How's this for Fuzzy logic: What Zoeller did would have won all but seven 72-hole events last year and every other TPC in history, would have had him stuffing the trophy crystal into his bag and telling blondes in sashes to kiss the other check awhile. Instead he wound up as just another minnow caught in the jaws of a Shark.

So, Fuzz, is that the best you've ever played and not won?

"Son," said Zoeller, "that's the best I've ever played and had absolutely no chance of winning."

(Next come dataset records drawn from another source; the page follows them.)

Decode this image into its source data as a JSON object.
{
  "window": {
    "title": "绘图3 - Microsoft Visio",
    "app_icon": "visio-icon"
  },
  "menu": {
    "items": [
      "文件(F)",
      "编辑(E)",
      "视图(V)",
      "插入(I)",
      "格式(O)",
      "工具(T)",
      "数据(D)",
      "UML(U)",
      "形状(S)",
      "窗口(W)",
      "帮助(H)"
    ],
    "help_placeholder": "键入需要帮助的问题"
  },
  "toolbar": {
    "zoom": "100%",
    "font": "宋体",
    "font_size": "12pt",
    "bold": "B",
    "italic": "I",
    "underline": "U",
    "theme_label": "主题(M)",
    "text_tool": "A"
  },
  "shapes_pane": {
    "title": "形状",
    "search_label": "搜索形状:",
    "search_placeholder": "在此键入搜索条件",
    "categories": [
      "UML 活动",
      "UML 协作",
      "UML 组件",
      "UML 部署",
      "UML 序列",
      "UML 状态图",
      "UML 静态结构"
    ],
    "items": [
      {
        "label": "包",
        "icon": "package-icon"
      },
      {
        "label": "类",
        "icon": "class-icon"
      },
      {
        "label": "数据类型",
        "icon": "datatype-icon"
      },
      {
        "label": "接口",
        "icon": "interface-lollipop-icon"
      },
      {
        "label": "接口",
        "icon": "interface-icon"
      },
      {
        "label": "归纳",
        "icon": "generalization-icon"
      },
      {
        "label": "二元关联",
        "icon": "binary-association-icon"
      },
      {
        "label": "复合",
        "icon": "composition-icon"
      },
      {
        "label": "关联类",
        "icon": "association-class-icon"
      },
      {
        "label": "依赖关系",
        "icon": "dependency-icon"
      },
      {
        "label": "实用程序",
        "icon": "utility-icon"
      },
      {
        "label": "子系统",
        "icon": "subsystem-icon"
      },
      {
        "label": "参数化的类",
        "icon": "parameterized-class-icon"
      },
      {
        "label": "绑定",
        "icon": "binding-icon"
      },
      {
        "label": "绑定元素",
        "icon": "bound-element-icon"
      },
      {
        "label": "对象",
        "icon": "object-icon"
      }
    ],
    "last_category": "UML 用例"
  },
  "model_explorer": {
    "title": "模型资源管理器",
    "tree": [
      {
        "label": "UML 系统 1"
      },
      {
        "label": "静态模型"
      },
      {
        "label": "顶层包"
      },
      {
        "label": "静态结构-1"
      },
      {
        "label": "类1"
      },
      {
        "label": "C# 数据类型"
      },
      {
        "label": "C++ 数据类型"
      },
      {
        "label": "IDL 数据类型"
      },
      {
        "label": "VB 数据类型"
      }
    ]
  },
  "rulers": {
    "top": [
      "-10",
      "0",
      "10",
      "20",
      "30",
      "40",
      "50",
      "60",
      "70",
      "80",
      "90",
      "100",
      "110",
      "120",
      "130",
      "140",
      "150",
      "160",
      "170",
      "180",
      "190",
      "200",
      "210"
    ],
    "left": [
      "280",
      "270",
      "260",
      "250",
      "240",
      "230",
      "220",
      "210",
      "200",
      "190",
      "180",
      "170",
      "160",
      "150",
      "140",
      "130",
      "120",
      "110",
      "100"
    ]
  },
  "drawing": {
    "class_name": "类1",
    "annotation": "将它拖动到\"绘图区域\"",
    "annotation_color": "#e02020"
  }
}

The big, blond Ozzie is getting scary good. Here are seven of the big-time tournaments he has entered since missing the cut at last year's U.S. Open at Baltusrol: the British Open, the PGA, the 1993 Tour Championship, the '93 Taiheiyo Masters in Japan, the '94 Dubai Desert Classic, the '94 Johnnie Walker Classic in Thailand and last week's Players Championship. And he has gone 1, 2, T2, 1, 2, 1 and 1 and made, oh, god, you don't want to know how much money. For his win on Sunday he got another 10-year PGA Tour exemption, which he certainly needed since he'd used up almost eight months on the last 10-year exemption he got, for winning the British.

But that's not the scariest part. Norman has gone on chum frenzies before. What's scary is that he is 39 years old and may be running out of dumb. With a five-shot lead on Sunday at the Kate-Moss-thin par-5 16th, Norman had 228 yards to the pin with his second shot—water to the right of and behind the green. Any other day, Norman would have put a death grip on a three-wood and gone for it. In fact this day he would have gone for it. "God, I'm swinging so good," he thought to himself. "And this is just a juicy little sliding three-wood." But his caddie, Tony Navarro, smothered the big clubs with his body.

Navarro knows. Nobody ruins a happy ending like Norman. He lost the 1984 U.S. Open at Winged Foot in an 18-hole playoff. In 1986 he led the Masters, U.S. Open and PGA, all on Saturday night, and lost them all. He led last year's PGA at Inverness on Saturday night and lost it. He led last year's Tour Championship at Olympic with seven holes to play and blew it by pumping shots over greens. He has flown over more greens than Air Florida. For crying out loud, last year he had a chance at the Players on Sunday and lost it for keeps when he hit his iron into the water on 17.